Reputation: 55
df <- data.frame(id=rep(LETTERS, each=10)[1:50], fruit=sample(c("apple", "orange", "banana"), 50, TRUE))
Pick a random start point within each id
and from that point, select that row and subsequent, sequential rows totaling 1% of the rows within that ID. Then do it again for 2% of each ID's rows, and 3% and so on up to 99% of the rows per ID. Also, do not select a random point to begin sampling that is closer to the end of the ID's rows than the percentage desired to be samples (i.e., don't try to sample 20% of sequential rows from a point that's 10% from the end of an ID's number of rows.)
What dfcombine
looks like from the first code chunk below, only instead of randomly selected fruit
rows within an id
, the fruit
rows will have only a random start-point, with the subsequent rows needed for the sample following the start-point row sequentially.
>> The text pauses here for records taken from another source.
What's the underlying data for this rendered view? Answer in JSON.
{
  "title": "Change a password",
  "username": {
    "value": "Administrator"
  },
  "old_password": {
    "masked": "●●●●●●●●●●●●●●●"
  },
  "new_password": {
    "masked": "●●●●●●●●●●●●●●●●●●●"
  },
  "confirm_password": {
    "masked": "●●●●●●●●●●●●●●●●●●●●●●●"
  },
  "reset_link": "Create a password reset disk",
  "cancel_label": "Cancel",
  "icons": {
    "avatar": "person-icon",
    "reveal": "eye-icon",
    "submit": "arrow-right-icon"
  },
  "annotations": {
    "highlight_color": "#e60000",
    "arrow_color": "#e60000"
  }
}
I can pull part of this problem off with the following code -- but it selects all rows at random, and I need the sample chunks to be sequential following the random start point (FYI: if you run this, you'll see your chunks start at 6% b/c this is a small dataset -- no rows <6% of sample-per-id):
library(tidyverse)
set.seed(123) # pick same sample each time
dflist<-list() # make an empty list
for (i in 1:100) # "do i a hundred times"
{
i.2<-i/100 # i.2 is i/100
dflooped <- df %>% # new df
group_by(id) %>% # group by id
sample_frac(i.2,replace=TRUE) # every i.2, take a random sample
dflooped
dflist[[i]]<-dflooped
}
dflist # check
library(data.table)
dfcombine <- rbindlist(dflist, idcol = "id%") # put the list elements in a df
I can also pick the sequentially larger chunks I'm looking for with this -- but it doesn't allow me the random start (it always goes from the beginning of the df):
lapply(seq(.01,.1,.01), function(i) df[1:(nrow(df)*i),])
and using dplyr group_by
spits an error I don't understand:
df2 <- df %>%
group_by(id) %>%
lapply(seq(.01,1,.01), function(i) df[1:(nrow(df)*i),])
Error in match.fun(FUN) :
'seq(0.01, 1, 0.01)' is not a function, character or symbol
So I may have some of the pieces, but am having trouble putting them together -- the solution may or may not include what I've done above. Thanks.
Upvotes: 2
Views: 256
Reputation: 906
df <- data.frame(id=rep(LETTERS, each=10)[1:50], fruit=sample(c("apple", "orange", "banana"), 50, TRUE), stringsAsFactors = F)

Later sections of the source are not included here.